その主張は「60年償還ルール」に限定、常識な範囲での批判トーンになっているけれど、詳細を冷静に理解すると驚愕なのである。
”米独仏英の主要4カ国に関しては減債基金制度をそもそも有しないか...(省略)...現在はそれをもはや機能させてはいない。
”これらの国々には、わが国の「60年償還」のような償還ルールは存在しない。それに限らずオーストラリアやニュージーランドの債務管理当局に照会しても、国債の償還ルールは一切存在しない”

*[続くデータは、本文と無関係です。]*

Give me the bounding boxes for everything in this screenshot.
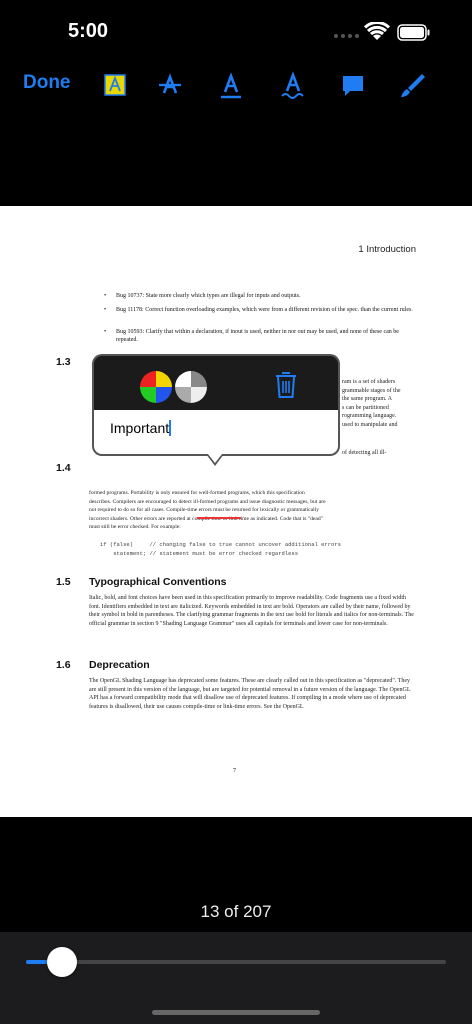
section-title: Typographical Conventions xyxy=(89,576,227,588)
section-text: Italic, bold, and font choices have been… xyxy=(89,595,414,627)
text-cursor xyxy=(169,420,172,436)
page-scrubber-bar xyxy=(0,932,472,1024)
battery-icon xyxy=(397,24,430,41)
note-bubble-icon[interactable] xyxy=(338,70,368,100)
squiggly-underline-icon[interactable] xyxy=(278,70,308,100)
section-number: 1.3 xyxy=(56,356,71,368)
underline-icon[interactable] xyxy=(216,70,246,100)
code-block: if (false) // changing false to true can… xyxy=(100,541,341,557)
underline-annotation[interactable] xyxy=(197,517,241,519)
section-text-fragment: of detecting all ill- xyxy=(342,450,387,456)
section-text: The OpenGL Shading Language has deprecat… xyxy=(89,678,411,710)
section-number: 1.4 xyxy=(56,462,71,474)
color-picker-icon[interactable] xyxy=(139,370,173,404)
status-bar: 5:00 xyxy=(0,0,472,62)
page-slider-track[interactable] xyxy=(26,960,446,964)
page-slider-thumb[interactable] xyxy=(46,947,77,977)
home-indicator xyxy=(152,1010,320,1015)
highlight-icon[interactable] xyxy=(100,70,130,100)
note-popup: Important xyxy=(92,354,340,466)
done-button[interactable]: Done xyxy=(23,72,71,94)
trash-icon[interactable] xyxy=(274,370,298,400)
cellular-signal-icon xyxy=(334,34,359,38)
pen-icon[interactable] xyxy=(398,70,428,100)
section-number: 1.5 xyxy=(56,576,71,588)
strikethrough-icon[interactable] xyxy=(155,70,185,100)
section-text-fragment: ram is a set of shaders grammable stages… xyxy=(342,379,401,428)
page-counter: 13 of 207 xyxy=(200,902,272,921)
section-title: Deprecation xyxy=(89,659,150,671)
annotation-toolbar: Done xyxy=(0,62,472,108)
wifi-icon xyxy=(364,22,390,40)
running-head: 1 Introduction xyxy=(358,244,416,255)
note-text[interactable]: Important xyxy=(110,420,169,436)
section-number: 1.6 xyxy=(56,659,71,671)
opacity-picker-icon[interactable] xyxy=(174,370,208,404)
note-text-area[interactable]: Important xyxy=(92,410,340,456)
section-text: formed programs. Portability is only ens… xyxy=(89,490,326,531)
note-popup-toolbar xyxy=(92,354,340,410)
page-number: 7 xyxy=(233,768,236,774)
pdf-page[interactable]: 1 Introduction • Bug 10737: State more cl… xyxy=(0,206,472,817)
status-time: 5:00 xyxy=(68,20,109,42)
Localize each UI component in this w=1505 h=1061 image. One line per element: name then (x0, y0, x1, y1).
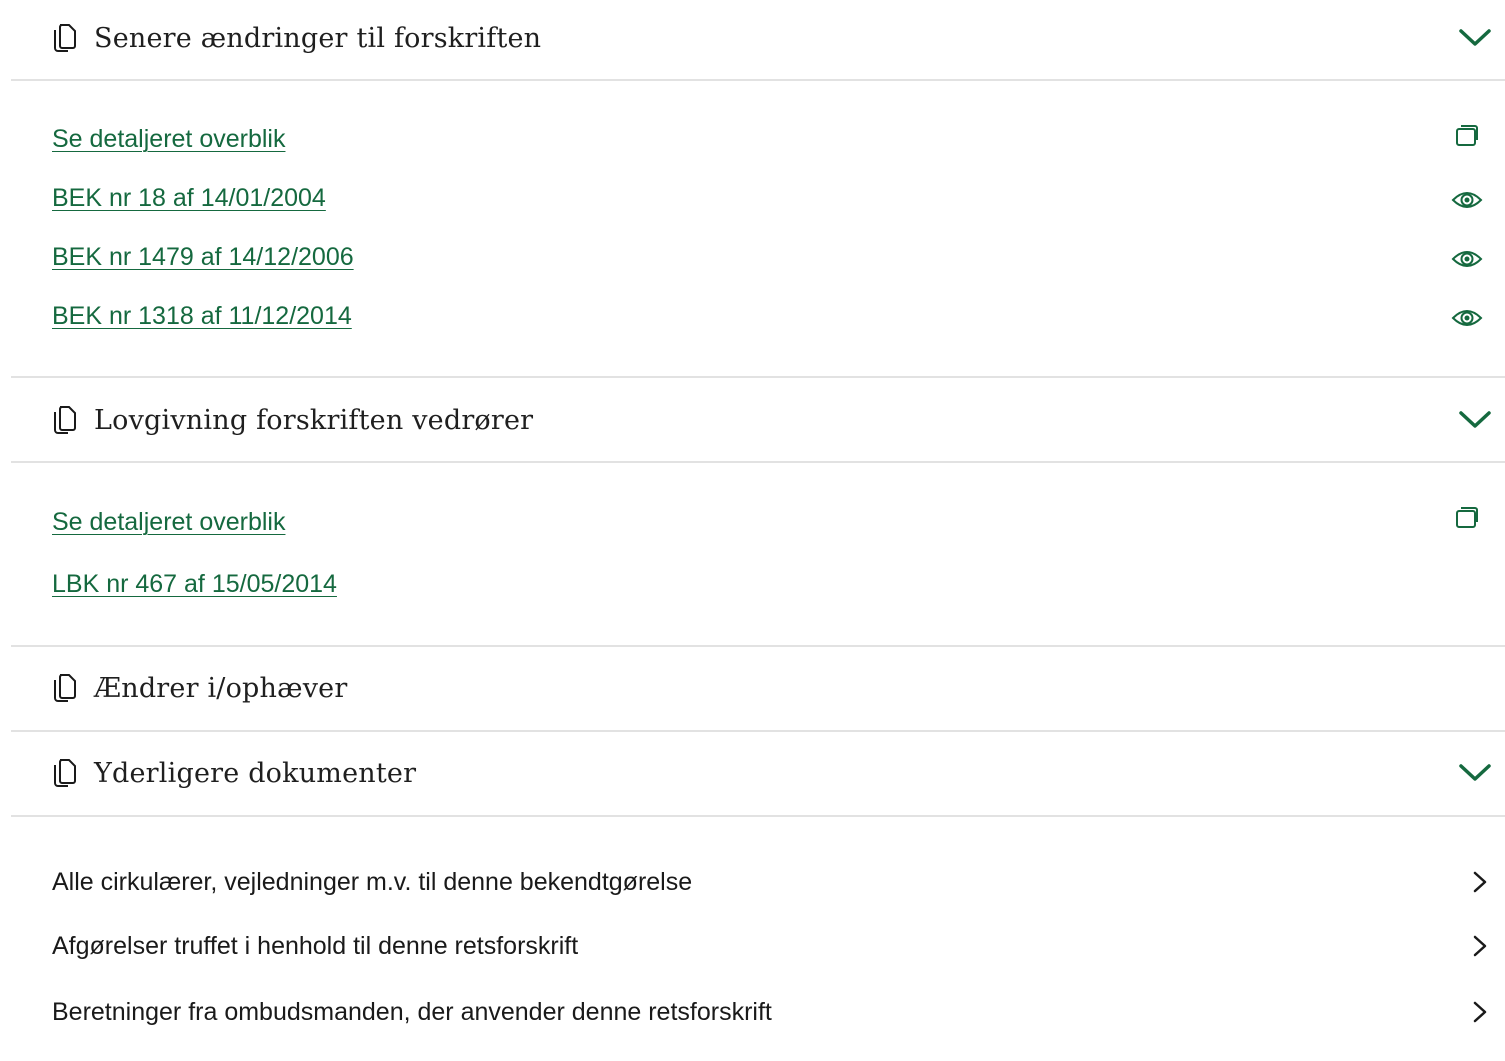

”IMFおよび世界銀行が実施した先進国のみならず新興国をも含む18カ国の公債管理制度運営の詳細サーベイ結果を見ても、わが国以外に、何らかの償還ルールが存在している国は認められない。”
分かりました??
日本の『財政収支無条件』かつ『期間限定』の現金償還ルールが特殊という表現では不正確、不十分!?
そもそも『現金償還のルールそのものが存在しない』とはどういうことか?グローバルスタンダードを探っていきましょう。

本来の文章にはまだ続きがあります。